A principal component analysis revealed a clear and significant separation between C3 and C4 cultivars in terms of antioxidant defenses, including superoxide dismutase (SOD). To confirm the involvement of SOD in In tolerance, we studied the effect of In2O3-NP-stress on a transgenic maize line (TG) constitutively overexpressing the AtFeSOD gene in comparison to its wild type (WT). Overexpressing SOD did not significantly affect the accumulation of In-NPs in either old and young leaves. This suggests that the reduction in growth inhibition and oxidative damage was not in relation to decreased In accumulation in maize leaves. On the other hand, the increased activity of SOD, a vital superoxide anion scavenger, can explain the observed stress mitigation in growth, photosynthesis, and oxidative damage level. Consistently, the expression of transgenic Arabidopsis FeSOD in chloroplasts enhanced oxidative stress resistance in tobacco plants by protecting the plasma membranes and PSII [24,68]. In [24], transgenic lines overexpressing FeSOD enhanced maize tolerance toward paraquat stress and improved growth under cold stress conditions. Moreover, the overexpression of AtFeSOD also enhanced the plant’s ability to increase the activity of other antioxidant enzymes [69].

5. Conclusions

Our study was conducted to test the hypothesis that eCO2 can mitigate the adverse effect of In2O3-NPs. Based on our results, elevated CO2 can orchestrate the ROS homeostasis and so enhance a plant’s tolerance to contamination with In2O3-NPs. This enhancement is clearly manifested by a boost in photosynthesis with a concomitant increase in plant biomass particularly in the young leaves of C4 plants under both uncontaminated and contaminated conditions (Figure 7). Additionally, eCO2 caused a remarkable reduction in In2O3-NP-induced oxidative damage by reducing the levels of MDA and H2O2. Furthermore, extreme CO2 significantly enhanced the total antioxidant capacity (TAC) by increasing the accumulation of molecular antioxidants (polyphenols, tocopherols, and flavonoids) in both C3 and C4 plants. The improvement in TAC was accompanied with a noticeable enhancement in the antioxidant scavenging enzymes as well as the AsA/GSH enzymatic pool. The heavy metal detoxification system was also boosted in both C3 and C4 plants grown in an atmosphere enriched with CO2 and contaminated with In2O3-NPs. Moreover, anthocyanins and their related metabolic enzymes also exhibited a significant enhancement in response to eCO2, either alone or in combination with In2O3-NPs.

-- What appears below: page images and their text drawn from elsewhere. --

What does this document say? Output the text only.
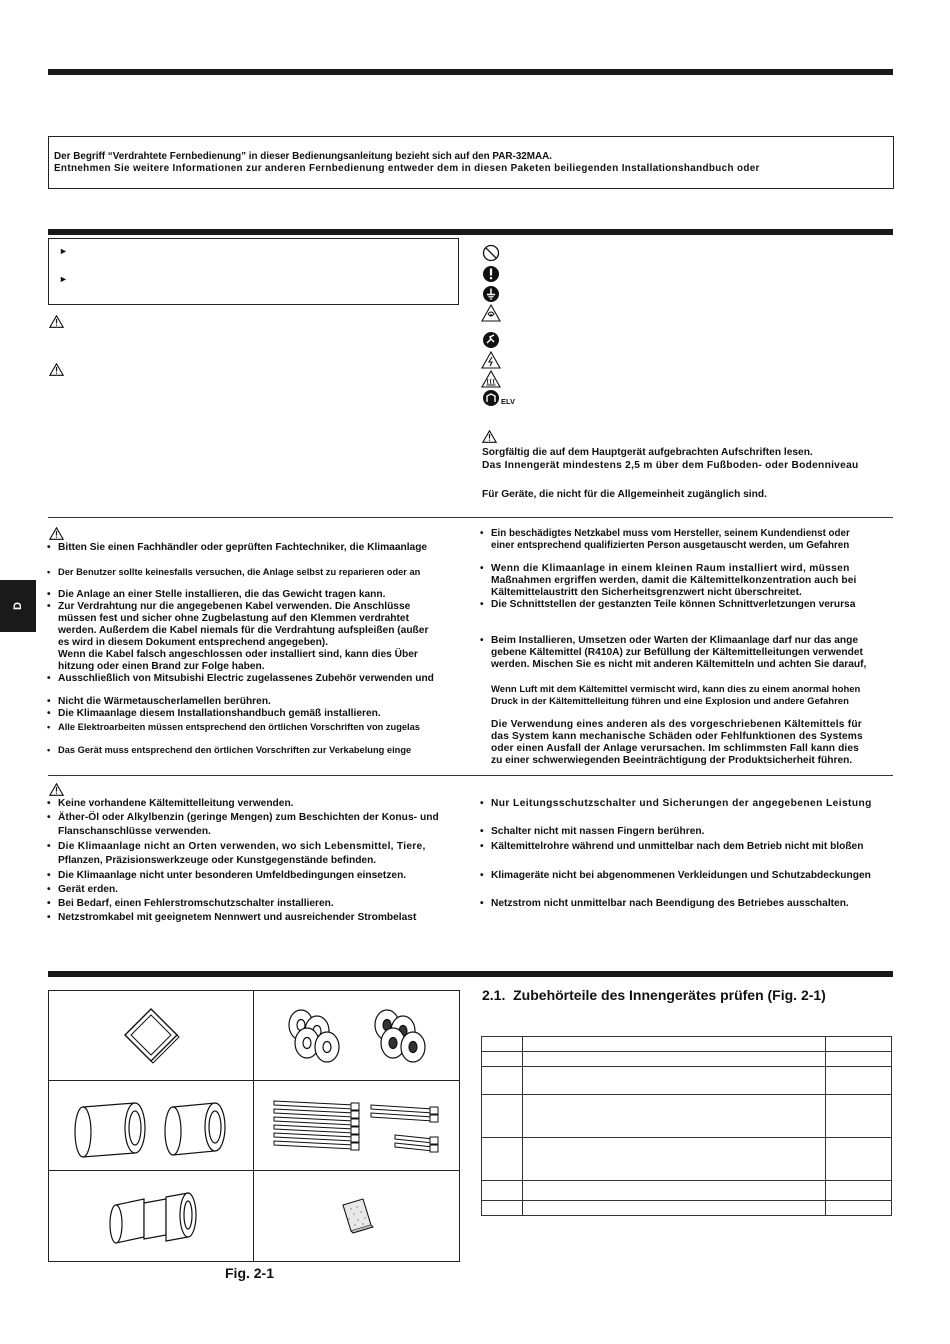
D
Der Begriff “Verdrahtete Fernbedienung” in dieser Bedienungsanleitung bezieht sich auf den PAR-32MAA.
Entnehmen Sie weitere Informationen zur anderen Fernbedienung entweder dem in diesen Paketen beiliegenden Installationshandbuch oder
►
►
ELV
Sorgfältig die auf dem Hauptgerät aufgebrachten Aufschriften lesen.
Das Innengerät mindestens 2,5 m über dem Fußboden- oder Bodenniveau
Für Geräte, die nicht für die Allgemeinheit zugänglich sind.
• Bitten Sie einen Fachhändler oder geprüften Fachtechniker, die Klimaanlage
• Der Benutzer sollte keinesfalls versuchen, die Anlage selbst zu reparieren oder an
• Die Anlage an einer Stelle installieren, die das Gewicht tragen kann.
• Zur Verdrahtung nur die angegebenen Kabel verwenden. Die Anschlüsse
müssen fest und sicher ohne Zugbelastung auf den Klemmen verdrahtet
werden. Außerdem die Kabel niemals für die Verdrahtung aufspleißen (außer
es wird in diesem Dokument entsprechend angegeben).
Wenn die Kabel falsch angeschlossen oder installiert sind, kann dies Über
hitzung oder einen Brand zur Folge haben.
• Ausschließlich von Mitsubishi Electric zugelassenes Zubehör verwenden und
• Nicht die Wärmetauscherlamellen berühren.
• Die Klimaanlage diesem Installationshandbuch gemäß installieren.
• Alle Elektroarbeiten müssen entsprechend den örtlichen Vorschriften von zugelas
• Das Gerät muss entsprechend den örtlichen Vorschriften zur Verkabelung einge
• Ein beschädigtes Netzkabel muss vom Hersteller, seinem Kundendienst oder
einer entsprechend qualifizierten Person ausgetauscht werden, um Gefahren
• Wenn die Klimaanlage in einem kleinen Raum installiert wird, müssen
Maßnahmen ergriffen werden, damit die Kältemittelkonzentration auch bei
Kältemittelaustritt den Sicherheitsgrenzwert nicht überschreitet.
• Die Schnittstellen der gestanzten Teile können Schnittverletzungen verursa
• Beim Installieren, Umsetzen oder Warten der Klimaanlage darf nur das ange
gebene Kältemittel (R410A) zur Befüllung der Kältemittelleitungen verwendet
werden. Mischen Sie es nicht mit anderen Kältemitteln und achten Sie darauf,
Wenn Luft mit dem Kältemittel vermischt wird, kann dies zu einem anormal hohen
Druck in der Kältemittelleitung führen und eine Explosion und andere Gefahren
Die Verwendung eines anderen als des vorgeschriebenen Kältemittels für
das System kann mechanische Schäden oder Fehlfunktionen des Systems
oder einen Ausfall der Anlage verursachen. Im schlimmsten Fall kann dies
zu einer schwerwiegenden Beeinträchtigung der Produktsicherheit führen.
• Keine vorhandene Kältemittelleitung verwenden.
• Äther-Öl oder Alkylbenzin (geringe Mengen) zum Beschichten der Konus- und
Flanschanschlüsse verwenden.
• Die Klimaanlage nicht an Orten verwenden, wo sich Lebensmittel, Tiere,
Pflanzen, Präzisionswerkzeuge oder Kunstgegenstände befinden.
• Die Klimaanlage nicht unter besonderen Umfeldbedingungen einsetzen.
• Gerät erden.
• Bei Bedarf, einen Fehlerstromschutzschalter installieren.
• Netzstromkabel mit geeignetem Nennwert und ausreichender Strombelast
• Nur Leitungsschutzschalter und Sicherungen der angegebenen Leistung
• Schalter nicht mit nassen Fingern berühren.
• Kältemittelrohre während und unmittelbar nach dem Betrieb nicht mit bloßen
• Klimageräte nicht bei abgenommenen Verkleidungen und Schutzabdeckungen
• Netzstrom nicht unmittelbar nach Beendigung des Betriebes ausschalten.
2.1.  Zubehörteile des Innengerätes prüfen (Fig. 2-1)
Fig. 2-1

In general, our study provides a new insight in highlighting the pivotal role of eCO2 in harnessing the ROS homeostasis in both C3 and C4 crops to withstand the challenge of heavy metal contamination, particularly by In2O3-NPs.

Supplementary Materials

The following are available online at https://www.mdpi.com/article/10.3390/antiox11020308/s1, Figure S1: A photograph that illustrates the differential effects of eC2 either lonely or in combination with In2O3-NPs upon the biomass of C3 and C4 plants, Table S1: A three-way ANOVA for the effect of treatment (Trt.) with eCO2, the plant species (Sp.) and the stage of plant leaf (St.) as well as their interaction on the biomass and photosynthesis as well as the molecular antioxidants and the oxidative markers (numbers represent F values; ns = non-significant; * = p < 0.05; ** = p < 0.01; *** = p < 0.001, **** = p < 0.0001). Table S2: A three-way ANOVA for the effect of treatment (Trt.) with eCO2, the plant species (Sp.) and the stage of plant leaf (St.) as well as their interaction on the ascorbate/glutathione biosynthetic pool as well as detoxification system and anthocyanin metabolism (numbers represent F values; ns = non-significant; * = p < 0.05; ** = p < 0.01; *** = p < 0.001, **** = p < 0.0001)

Author Contributions

Conceptualization, M.M.Y.M. and H.A.; methodology, M.M.Y.M., and H.A.; software, M.M.Y.M., H.A. and I.I.S.; validation, M.M.Y.M., H.A and I.I.S.; formal analysis, I.I.S. and M.A.B.; investigation, I.I.S., H.A., M.M.Y.M., M.A.B. and A.T.; resources, M.M.Y.M. and H.A.; data curation, M.M.Y.M. and H.A.; writing—original draft preparation, M.M.Y.M. and H.A.; writing—review and editing, M.M.Y.M., H.A., I.I.S. and A.T.; visualization, I.I.S.; project administration, I.I.S., A.T. and M.A.B.; funding acquisition, I.I.S. and A.T. All authors have read and agreed to the published version of the manuscript.

Funding

This research work was funded by institutional fund projects under grant no. (IFPRC-075-155-2020). Therefore, authors gratefully acknowledge technical and financial support from the Ministry of Education and King Abdulaziz University, Jeddah, Saudi Arabia.

Institutional Review Board Statement

Not applicable.

Informed Consent Statement

Not applicable.

Data Availability Statement

The data is contained within the article and supplementary material.

Conflicts of Interest

The authors declare no conflict of interest.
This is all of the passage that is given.